Respiró con agitación y susurró con voz ronca:

–Eres como una bruja de ámbar, un leopardo dorado, ¡oh, Betty!

Se acercó y escondió el rostro en su vestido; ella tocó suavemente su cabeza inclinada, allí donde el cabello se aparta de las sienes (que puede ser para una mujer la parte más amada de la cabeza de un hombre). Él alzó su rostro y su mirada la sobresaltó; ella se encogió involuntariamente, y ante eso el muchacho se sonrojó y pareció herido; ella tocó el dije en forma de corazón con sus labios.

–Es muy bonito, Samuelito –haciendo hincapié en el diminutivo cariñoso–. Lo guardaré por siempre.

–Y mi mechón de cabello –tomando un bucle y besándolo–. Puedo…

–No esta noche, amigo, quizás en otra ocasión.

Luego, viendo que su mirada se nublaba, murmuró:

–Dame tu mano, Samuel, te daré algo a cambio.

Tomó su mano, larga, nerviosa, bellamente formada, con uñas fuertes; la de ella era grande y tosca en comparación. Por encima de ellos, Carmencita tocaba una zamacueca con una cadencia pintoresca, con una voz aguda y dulce de mujer, y las mismas estrellas parecieron vibrar como respuesta; el sirviente silbaba melodiosamente, marcando el compás con los dedos de una mano sobre el dorso de la otra. Betty abrió la palma del joven, se inclinó y le dio un beso; luego cerró sus dedos, como para encerrarlo dentro y, juguetonamente, volvió a poner la mano del joven sobre su otra mano.

–¡Dios, Betty, qué tierna puedes ser, y qué amorosa!

–No; debes quedarte donde estás, no te acerques. ¡Mira qué alta está la luna! Me pregunto qué piensa el anciano que habita en ella!

–¡Que la juventud es gloriosa, y el amor y la noche son las mejores cosas en el mundo!

–Tal vez –dijo Betty.

–Betty, querida…

–Sí.

–No te enojes más; no sabes cuánto poder tienes, me enloquece; y luego hiero y entristezco a madre, pobre, noble y buena madre… Y Betty, en verdad sí te importo…
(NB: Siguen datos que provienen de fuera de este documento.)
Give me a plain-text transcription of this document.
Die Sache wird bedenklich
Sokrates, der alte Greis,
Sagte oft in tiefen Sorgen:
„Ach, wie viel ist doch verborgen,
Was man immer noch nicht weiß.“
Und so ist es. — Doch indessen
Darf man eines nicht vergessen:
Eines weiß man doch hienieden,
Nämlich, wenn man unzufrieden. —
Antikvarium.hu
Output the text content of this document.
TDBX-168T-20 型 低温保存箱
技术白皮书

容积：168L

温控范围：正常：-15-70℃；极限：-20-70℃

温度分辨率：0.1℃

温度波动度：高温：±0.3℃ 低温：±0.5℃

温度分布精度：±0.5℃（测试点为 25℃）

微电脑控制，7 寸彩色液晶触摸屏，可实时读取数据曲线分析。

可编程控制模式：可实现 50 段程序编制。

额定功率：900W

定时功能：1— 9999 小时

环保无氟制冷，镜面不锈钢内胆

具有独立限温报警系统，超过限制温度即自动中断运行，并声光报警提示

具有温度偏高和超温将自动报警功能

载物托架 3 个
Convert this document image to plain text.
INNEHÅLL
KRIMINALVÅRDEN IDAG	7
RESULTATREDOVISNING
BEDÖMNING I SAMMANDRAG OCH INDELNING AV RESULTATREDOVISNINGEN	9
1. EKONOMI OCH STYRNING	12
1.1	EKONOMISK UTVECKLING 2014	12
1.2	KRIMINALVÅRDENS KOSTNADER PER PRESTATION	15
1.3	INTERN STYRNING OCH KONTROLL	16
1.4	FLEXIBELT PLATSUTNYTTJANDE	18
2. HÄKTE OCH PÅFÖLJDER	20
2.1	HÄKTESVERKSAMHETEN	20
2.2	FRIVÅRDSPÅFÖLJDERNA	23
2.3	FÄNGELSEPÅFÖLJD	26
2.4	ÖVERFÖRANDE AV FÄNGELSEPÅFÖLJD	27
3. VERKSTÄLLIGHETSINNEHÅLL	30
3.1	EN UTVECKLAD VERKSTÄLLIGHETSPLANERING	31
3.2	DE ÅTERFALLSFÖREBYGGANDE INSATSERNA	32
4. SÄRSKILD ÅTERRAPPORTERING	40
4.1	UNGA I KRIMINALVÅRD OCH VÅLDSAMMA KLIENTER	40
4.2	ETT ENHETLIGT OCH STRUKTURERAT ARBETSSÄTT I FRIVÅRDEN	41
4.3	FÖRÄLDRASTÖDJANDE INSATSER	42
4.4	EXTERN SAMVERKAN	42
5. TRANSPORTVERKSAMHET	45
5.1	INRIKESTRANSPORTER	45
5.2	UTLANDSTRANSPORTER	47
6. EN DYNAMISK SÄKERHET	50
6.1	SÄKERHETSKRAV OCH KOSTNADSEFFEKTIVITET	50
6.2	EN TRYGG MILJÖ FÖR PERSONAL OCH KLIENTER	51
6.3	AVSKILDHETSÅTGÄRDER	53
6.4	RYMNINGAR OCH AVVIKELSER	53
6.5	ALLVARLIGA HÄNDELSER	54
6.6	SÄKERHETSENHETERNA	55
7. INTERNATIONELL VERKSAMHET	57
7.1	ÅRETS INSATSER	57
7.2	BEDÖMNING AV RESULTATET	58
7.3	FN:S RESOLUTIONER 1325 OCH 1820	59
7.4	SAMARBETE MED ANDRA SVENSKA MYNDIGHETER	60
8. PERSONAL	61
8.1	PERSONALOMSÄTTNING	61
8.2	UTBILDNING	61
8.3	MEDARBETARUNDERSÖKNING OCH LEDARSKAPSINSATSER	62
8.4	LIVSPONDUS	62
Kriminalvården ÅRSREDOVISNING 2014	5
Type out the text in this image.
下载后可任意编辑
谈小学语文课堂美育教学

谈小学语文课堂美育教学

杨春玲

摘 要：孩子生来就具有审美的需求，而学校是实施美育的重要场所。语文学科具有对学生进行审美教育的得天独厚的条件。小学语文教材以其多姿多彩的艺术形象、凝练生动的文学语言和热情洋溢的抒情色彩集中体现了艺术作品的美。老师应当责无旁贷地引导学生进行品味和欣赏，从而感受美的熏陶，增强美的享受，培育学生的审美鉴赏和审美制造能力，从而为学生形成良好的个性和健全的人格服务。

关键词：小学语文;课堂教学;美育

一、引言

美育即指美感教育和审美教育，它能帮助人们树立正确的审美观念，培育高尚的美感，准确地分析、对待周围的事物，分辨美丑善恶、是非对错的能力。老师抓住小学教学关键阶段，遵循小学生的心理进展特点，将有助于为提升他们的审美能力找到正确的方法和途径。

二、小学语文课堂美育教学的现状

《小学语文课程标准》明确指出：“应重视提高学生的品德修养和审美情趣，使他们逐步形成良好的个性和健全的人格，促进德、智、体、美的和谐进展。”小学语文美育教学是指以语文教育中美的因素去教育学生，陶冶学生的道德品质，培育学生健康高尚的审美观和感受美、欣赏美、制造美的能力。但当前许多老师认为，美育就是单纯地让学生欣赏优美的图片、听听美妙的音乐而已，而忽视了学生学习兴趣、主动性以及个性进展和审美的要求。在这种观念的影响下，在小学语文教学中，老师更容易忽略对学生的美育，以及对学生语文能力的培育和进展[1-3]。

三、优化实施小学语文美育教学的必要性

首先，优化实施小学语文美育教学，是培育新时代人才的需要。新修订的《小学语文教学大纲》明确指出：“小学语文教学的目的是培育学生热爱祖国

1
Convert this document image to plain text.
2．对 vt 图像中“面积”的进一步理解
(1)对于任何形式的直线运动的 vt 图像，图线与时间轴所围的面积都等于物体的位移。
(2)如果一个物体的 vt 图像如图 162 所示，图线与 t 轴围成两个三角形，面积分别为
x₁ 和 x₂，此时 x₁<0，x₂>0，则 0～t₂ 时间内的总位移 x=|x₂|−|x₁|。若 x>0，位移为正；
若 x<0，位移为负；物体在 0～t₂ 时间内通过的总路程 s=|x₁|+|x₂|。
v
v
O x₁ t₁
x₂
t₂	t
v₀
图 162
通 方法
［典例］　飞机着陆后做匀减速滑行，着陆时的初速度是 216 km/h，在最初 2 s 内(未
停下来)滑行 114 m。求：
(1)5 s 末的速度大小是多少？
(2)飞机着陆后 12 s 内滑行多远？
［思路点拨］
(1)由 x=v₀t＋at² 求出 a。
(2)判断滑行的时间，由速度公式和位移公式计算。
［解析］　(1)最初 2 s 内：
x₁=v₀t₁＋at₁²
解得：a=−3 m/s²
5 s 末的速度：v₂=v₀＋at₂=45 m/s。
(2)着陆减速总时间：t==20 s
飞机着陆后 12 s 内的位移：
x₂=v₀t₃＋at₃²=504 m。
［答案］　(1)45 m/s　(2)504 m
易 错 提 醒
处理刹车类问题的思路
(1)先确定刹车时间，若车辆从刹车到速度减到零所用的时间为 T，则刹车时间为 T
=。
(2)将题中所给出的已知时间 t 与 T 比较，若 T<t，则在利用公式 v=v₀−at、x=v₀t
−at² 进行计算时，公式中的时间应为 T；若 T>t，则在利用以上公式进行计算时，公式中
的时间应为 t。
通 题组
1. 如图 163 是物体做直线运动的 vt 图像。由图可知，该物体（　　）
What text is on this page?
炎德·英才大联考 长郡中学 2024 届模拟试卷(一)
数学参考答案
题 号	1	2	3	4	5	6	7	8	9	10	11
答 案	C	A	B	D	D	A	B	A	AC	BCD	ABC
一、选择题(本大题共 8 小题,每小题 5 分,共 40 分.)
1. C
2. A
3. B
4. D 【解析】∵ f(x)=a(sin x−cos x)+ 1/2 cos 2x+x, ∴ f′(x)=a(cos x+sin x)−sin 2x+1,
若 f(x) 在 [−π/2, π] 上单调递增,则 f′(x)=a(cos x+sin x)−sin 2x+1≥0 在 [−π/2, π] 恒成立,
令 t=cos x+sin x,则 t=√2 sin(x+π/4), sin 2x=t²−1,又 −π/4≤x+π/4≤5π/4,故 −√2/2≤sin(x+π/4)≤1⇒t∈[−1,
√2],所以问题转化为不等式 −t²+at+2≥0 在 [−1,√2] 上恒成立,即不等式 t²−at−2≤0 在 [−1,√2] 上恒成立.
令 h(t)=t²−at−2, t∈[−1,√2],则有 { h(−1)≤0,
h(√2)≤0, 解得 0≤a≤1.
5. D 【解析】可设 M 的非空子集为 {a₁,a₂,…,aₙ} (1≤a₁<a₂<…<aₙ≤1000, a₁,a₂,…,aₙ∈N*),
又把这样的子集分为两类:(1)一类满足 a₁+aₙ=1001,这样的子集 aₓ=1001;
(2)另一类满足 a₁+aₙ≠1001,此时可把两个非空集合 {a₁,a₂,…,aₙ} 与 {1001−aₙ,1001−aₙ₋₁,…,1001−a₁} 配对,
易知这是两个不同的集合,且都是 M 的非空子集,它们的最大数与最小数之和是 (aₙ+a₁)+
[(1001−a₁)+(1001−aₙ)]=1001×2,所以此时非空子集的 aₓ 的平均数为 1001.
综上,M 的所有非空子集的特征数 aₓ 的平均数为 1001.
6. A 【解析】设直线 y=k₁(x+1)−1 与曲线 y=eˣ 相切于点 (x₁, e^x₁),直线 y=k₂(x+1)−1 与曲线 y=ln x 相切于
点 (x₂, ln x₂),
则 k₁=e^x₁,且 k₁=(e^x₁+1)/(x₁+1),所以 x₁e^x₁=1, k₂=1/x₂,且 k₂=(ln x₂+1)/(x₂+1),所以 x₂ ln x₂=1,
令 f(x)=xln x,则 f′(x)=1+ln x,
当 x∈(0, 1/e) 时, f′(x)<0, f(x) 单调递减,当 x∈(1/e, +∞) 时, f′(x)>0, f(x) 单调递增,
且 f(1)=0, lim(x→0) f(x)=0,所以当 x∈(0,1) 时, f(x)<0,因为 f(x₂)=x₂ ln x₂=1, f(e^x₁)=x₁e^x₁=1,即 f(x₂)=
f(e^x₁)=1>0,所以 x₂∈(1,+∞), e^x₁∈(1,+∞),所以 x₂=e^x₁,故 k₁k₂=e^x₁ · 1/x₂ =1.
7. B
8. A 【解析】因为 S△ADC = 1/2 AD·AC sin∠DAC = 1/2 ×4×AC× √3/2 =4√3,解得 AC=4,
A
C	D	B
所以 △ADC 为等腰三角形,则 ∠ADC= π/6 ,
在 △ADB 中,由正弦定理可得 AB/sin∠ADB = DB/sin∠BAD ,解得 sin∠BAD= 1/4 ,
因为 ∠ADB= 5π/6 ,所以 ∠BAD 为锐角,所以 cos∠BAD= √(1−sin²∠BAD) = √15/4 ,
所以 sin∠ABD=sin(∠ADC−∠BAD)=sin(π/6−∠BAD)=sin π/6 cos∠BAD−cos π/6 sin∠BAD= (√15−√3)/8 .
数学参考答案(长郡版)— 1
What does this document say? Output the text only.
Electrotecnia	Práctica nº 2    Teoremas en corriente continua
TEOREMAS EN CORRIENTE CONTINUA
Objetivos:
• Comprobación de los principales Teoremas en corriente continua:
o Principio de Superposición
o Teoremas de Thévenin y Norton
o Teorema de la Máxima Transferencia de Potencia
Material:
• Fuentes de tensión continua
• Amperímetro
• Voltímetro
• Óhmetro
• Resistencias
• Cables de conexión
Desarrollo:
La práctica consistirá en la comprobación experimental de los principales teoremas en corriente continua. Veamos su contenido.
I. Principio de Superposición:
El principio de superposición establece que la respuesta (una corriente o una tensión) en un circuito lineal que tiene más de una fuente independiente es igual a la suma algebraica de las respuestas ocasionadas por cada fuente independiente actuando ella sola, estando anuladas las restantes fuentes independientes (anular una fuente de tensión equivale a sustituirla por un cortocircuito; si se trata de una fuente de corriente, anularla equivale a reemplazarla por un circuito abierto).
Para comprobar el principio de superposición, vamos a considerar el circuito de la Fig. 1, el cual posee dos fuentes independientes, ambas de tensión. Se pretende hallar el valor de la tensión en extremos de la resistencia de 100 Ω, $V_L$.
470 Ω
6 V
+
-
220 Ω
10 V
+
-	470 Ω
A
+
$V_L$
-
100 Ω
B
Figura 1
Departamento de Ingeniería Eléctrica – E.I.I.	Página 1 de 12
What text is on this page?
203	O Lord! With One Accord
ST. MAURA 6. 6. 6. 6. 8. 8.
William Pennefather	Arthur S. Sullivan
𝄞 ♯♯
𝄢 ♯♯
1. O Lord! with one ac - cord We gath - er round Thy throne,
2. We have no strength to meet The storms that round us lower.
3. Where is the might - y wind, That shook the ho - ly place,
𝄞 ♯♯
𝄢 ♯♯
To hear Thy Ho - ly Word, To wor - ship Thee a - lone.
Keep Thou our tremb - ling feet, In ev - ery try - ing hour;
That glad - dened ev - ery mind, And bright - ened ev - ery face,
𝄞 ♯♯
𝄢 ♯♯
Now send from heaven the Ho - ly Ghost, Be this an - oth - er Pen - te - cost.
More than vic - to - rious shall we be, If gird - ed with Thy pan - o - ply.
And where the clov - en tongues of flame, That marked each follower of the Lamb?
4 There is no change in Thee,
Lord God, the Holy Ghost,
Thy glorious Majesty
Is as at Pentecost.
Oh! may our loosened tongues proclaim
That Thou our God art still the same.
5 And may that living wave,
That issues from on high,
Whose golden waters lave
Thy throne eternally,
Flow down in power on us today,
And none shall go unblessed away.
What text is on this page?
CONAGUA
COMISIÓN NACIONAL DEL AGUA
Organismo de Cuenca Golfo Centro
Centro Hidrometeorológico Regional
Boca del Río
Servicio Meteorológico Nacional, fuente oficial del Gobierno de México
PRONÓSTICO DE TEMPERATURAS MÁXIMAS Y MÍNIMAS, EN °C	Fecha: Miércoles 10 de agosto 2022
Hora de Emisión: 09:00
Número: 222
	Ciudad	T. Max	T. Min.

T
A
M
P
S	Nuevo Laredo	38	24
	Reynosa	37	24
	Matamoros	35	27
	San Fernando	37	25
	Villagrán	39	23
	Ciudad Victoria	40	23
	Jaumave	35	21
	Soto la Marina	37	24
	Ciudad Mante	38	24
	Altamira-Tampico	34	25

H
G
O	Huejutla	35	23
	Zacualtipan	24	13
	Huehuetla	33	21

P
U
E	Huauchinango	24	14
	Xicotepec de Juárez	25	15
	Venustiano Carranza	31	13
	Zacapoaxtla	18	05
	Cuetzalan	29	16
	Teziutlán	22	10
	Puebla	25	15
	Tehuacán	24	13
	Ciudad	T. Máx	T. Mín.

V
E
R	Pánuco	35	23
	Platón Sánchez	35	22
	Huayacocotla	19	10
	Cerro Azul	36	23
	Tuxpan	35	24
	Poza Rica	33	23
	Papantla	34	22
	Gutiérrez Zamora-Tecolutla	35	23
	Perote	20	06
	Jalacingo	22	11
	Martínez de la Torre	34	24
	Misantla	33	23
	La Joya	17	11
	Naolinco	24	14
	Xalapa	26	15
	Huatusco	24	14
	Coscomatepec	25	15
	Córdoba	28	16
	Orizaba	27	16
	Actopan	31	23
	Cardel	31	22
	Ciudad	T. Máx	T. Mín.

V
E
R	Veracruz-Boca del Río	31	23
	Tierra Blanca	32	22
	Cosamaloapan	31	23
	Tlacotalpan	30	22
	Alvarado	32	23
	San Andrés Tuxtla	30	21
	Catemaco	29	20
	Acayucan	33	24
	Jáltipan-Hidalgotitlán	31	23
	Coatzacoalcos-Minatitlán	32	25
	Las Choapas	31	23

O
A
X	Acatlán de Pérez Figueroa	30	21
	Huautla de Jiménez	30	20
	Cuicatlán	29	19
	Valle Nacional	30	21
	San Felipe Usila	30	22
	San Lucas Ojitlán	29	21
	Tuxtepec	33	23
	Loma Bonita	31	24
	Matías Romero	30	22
–¡Psst! –desde la veranda. La zamacueca se detuvo abruptamente y Carmen comenzó de pronto a cantar la “Canción de alarma” del centinela de una popular ópera bufa.17 Betty se sobresaltó, sus ojos brillaban como los de un gato sorprendido, y susurró con urgencia:

–Mi tía, ay, chiquillo, estamos perdidos; tienes que volar…

–Sí, si es que tú… –con el ceño fruncido temerariamente– me dices que tú…

–Sí, sí, por supuesto; buenas noches, ay, ándate, mi querido, mi buen Samuel…

Ella se deslizó hacia la sombra del árbol y el muchacho la alcanzó y posó sus labios contra su mejilla cuando ella corrió sus labios a un lado, y la sostuvo un segundo, casi con un sollozo. Un momento más tarde, cuando la tía llegó con sus regaños por la veranda y se asomó por la balaustrada, rezongando por el rocío y el frío de la noche, y farfullando sobre las virtudes de la agüita de tilo como cura para la influenza y el fenómeno de la brisa que hacía crujir las hojas del árbol sombrío, Betty comía sandía tranquilamente; los hombros regordetes de Carmen temblaban con la risa contenida, y el gnomo hacía muecas al dios de la luna a espaldas de la señora tía.